M&B to pursue Reit conversion
Managed operator wants Reit conversion to maximise property value

Mitchells & Butlers (M&B) is to actively pursue conversion to tax efficient Real Estate Investment Trust (Reit) status in order to maximise the value of its property estate.

Announcing the results of its strategic review, M&B also confirmed that both Tim Smalley and Aaron Brown, from Robert Tchenguiz's investment vehicle R20, would take a seat on the board as non-executive directors.

M&B also said it would "actively explore opportunities for managed pub sector consolidation"​ and maintain its dialogue with private equity investors over potential funding for acquisitions.

To convert to the lower taxes of Reit status, 75% of revenue must come from rent with most of the profit being distributed to investors.

Reit conversion would involve the setting up of an Opco/Propco model.

Growth potential

"We believe a dedicated property company with stable and growing rental streams and a strong dividend payout would enable greater transparency in the valuation of the estate,"​ said chief executive Tim Clarke.

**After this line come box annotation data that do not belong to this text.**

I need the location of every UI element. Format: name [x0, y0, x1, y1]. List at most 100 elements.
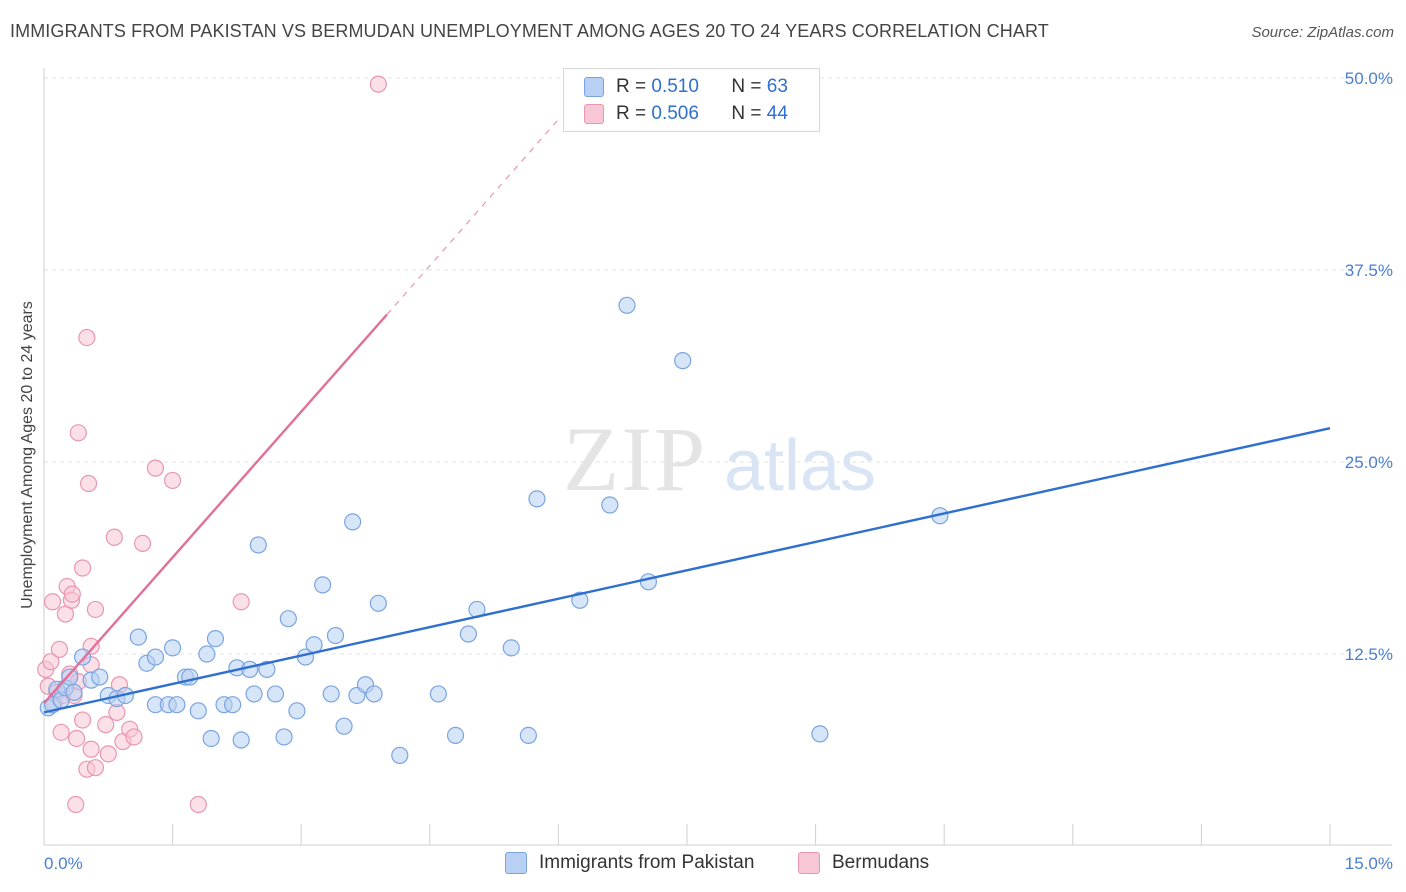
- data-point-pakistan: [528, 490, 546, 508]
- x-tick-label: 0.0%: [44, 854, 83, 873]
- data-point-pakistan: [288, 702, 306, 720]
- trend-lines: [43, 119, 1331, 714]
- axes: [43, 68, 1392, 846]
- y-tick-label: 37.5%: [1345, 261, 1393, 280]
- legend-n-label: N =: [731, 76, 762, 97]
- data-point-pakistan: [202, 729, 220, 748]
- data-point-pakistan: [446, 726, 465, 745]
- legend-n-value: 63: [766, 76, 788, 97]
- legend-row-bermudans: R = 0.506 N = 44: [584, 101, 788, 127]
- trend-extension-bermudans: [386, 119, 559, 315]
- trend-line-pakistan: [43, 427, 1331, 714]
- legend-swatch-blue: [505, 852, 527, 874]
- legend-r-label: R =: [616, 103, 647, 124]
- legend-row-pakistan: R = 0.510 N = 63: [584, 74, 788, 100]
- data-point-bermudans: [146, 459, 165, 477]
- data-point-pakistan: [502, 639, 520, 657]
- data-point-pakistan: [224, 696, 242, 714]
- data-point-pakistan: [571, 591, 589, 609]
- data-point-pakistan: [73, 648, 92, 666]
- data-point-pakistan: [168, 696, 186, 714]
- chart-title: IMMIGRANTS FROM PAKISTAN VS BERMUDAN UNE…: [10, 21, 1049, 41]
- data-point-bermudans: [97, 716, 115, 734]
- data-point-bermudans: [369, 75, 387, 93]
- legend-label-bermudans: Bermudans: [832, 852, 930, 873]
- series-legend: Immigrants from Pakistan Bermudans: [0, 852, 1406, 878]
- source-credit: Source: ZipAtlas.com: [1251, 24, 1394, 41]
- data-point-bermudans: [99, 745, 117, 763]
- data-point-bermudans: [73, 711, 92, 729]
- data-point-pakistan: [91, 668, 109, 686]
- legend-item-bermudans[interactable]: Bermudans: [798, 852, 929, 874]
- watermark-zip: ZIP: [563, 408, 707, 510]
- data-point-pakistan: [322, 685, 340, 703]
- data-point-pakistan: [206, 630, 225, 648]
- data-point-pakistan: [189, 702, 207, 720]
- data-point-pakistan: [314, 576, 332, 594]
- data-point-bermudans: [232, 593, 250, 611]
- data-point-pakistan: [61, 668, 79, 686]
- data-point-bermudans: [43, 593, 62, 611]
- data-point-pakistan: [326, 626, 345, 645]
- data-point-pakistan: [369, 594, 387, 612]
- legend-r-value: 0.510: [651, 76, 699, 97]
- data-point-pakistan: [279, 610, 297, 628]
- data-point-pakistan: [519, 726, 537, 745]
- legend-n-value: 44: [766, 103, 788, 124]
- data-point-pakistan: [601, 496, 619, 514]
- data-point-pakistan: [344, 513, 362, 531]
- data-point-bermudans: [105, 528, 123, 546]
- x-tick-label: 15.0%: [1345, 854, 1393, 873]
- legend-swatch-blue: [584, 77, 604, 97]
- data-point-pakistan: [266, 685, 285, 703]
- series-bermudans: [37, 75, 387, 814]
- data-point-pakistan: [391, 746, 409, 764]
- data-point-pakistan: [639, 573, 658, 591]
- data-point-bermudans: [82, 740, 100, 758]
- data-point-pakistan: [258, 660, 276, 678]
- trend-line-bermudans: [43, 313, 388, 704]
- data-point-bermudans: [78, 328, 96, 347]
- data-point-pakistan: [275, 728, 293, 746]
- data-point-bermudans: [50, 640, 69, 658]
- data-point-pakistan: [146, 648, 165, 666]
- tick-labels: 12.5% 25.0% 37.5% 50.0% 0.0% 15.0%: [44, 69, 1393, 873]
- data-point-bermudans: [73, 559, 92, 577]
- data-point-bermudans: [133, 534, 152, 553]
- series-pakistan: [39, 296, 949, 764]
- data-point-pakistan: [232, 731, 250, 749]
- data-point-pakistan: [365, 685, 383, 703]
- legend-swatch-pink: [584, 104, 604, 124]
- data-point-bermudans: [67, 795, 85, 814]
- correlation-legend: R = 0.510 N = 63 R = 0.506 N = 44: [563, 68, 820, 132]
- data-point-bermudans: [86, 600, 105, 619]
- data-point-pakistan: [129, 628, 147, 646]
- data-point-pakistan: [249, 536, 267, 554]
- legend-swatch-pink: [798, 852, 820, 874]
- legend-r-value: 0.506: [651, 103, 699, 124]
- data-point-bermudans: [63, 585, 81, 603]
- y-tick-label: 25.0%: [1345, 453, 1393, 472]
- data-point-bermudans: [86, 759, 105, 777]
- data-point-bermudans: [125, 728, 143, 746]
- watermark-atlas: atlas: [724, 426, 876, 506]
- data-point-pakistan: [429, 685, 447, 703]
- data-point-bermudans: [42, 653, 60, 671]
- data-point-pakistan: [674, 352, 692, 370]
- data-point-pakistan: [65, 683, 83, 702]
- data-point-bermudans: [69, 424, 87, 442]
- legend-item-pakistan[interactable]: Immigrants from Pakistan: [505, 852, 754, 874]
- data-point-pakistan: [198, 645, 216, 663]
- data-point-bermudans: [189, 795, 207, 814]
- data-point-bermudans: [79, 474, 98, 493]
- data-point-bermudans: [52, 723, 70, 741]
- data-point-pakistan: [618, 296, 636, 314]
- y-tick-label: 12.5%: [1345, 645, 1393, 664]
- legend-r-label: R =: [616, 76, 647, 97]
- y-tick-label: 50.0%: [1345, 69, 1393, 88]
- data-point-pakistan: [459, 625, 477, 643]
- legend-label-pakistan: Immigrants from Pakistan: [539, 852, 755, 873]
- data-point-bermudans: [164, 471, 182, 490]
- gridlines: [44, 77, 1392, 655]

"The tax advantages of a Reit would also be a source of significant value.

"Furthermore, with an appropriate starting level of rents and a long term lease structure, we also believe the strength of the brands and formats, the quality of the sites and the operating capabilities of the company would ensure a robust operating company business model, with attractive equity growth prospects."

However, regulatory clearance would be still be required and M&B said that conditions in the financial market were not conducive for restructuring at present due to the related costs and lack of funding available for the necessary debt requirements.

Tchenguiz will have his two men on the board as long as his interest in the company is greater than 25% - if the level falls to between 15-25%, this will be reduced to one.

Drummond Hall, currently deputy chairman, will replace Roger Carr as chairman on 20 June.

The managed operator will also continue to dispose of "gold brick"​ properties where high values on EBITDA multiples can be realised.

Results

Meanwhile, M&B reported same outlet like-for-like sales were up 0.8% for the 32 weeks to 10 May fuelled by a same outlet food sales increase of 5.1%.

The decline in drinks sales was limited to 1.5%, M&B said.

Same outlet like-for-like sales in the first four weeks of second half are up 3.4%, it reported.

"The comprehensive strategic review has explored all options for creating value,"​ said Clarke.

"The conclusions reaffirm our commitment to capturing the value of the property for shareholders.

"We will also focus on accelerating our trading out-performance and pursuing consolidation in managed pubs.

"Strong food sales growth, sizable drinks market share gains and further productivity improvements have delivered these resilient trading results. The second half has started well."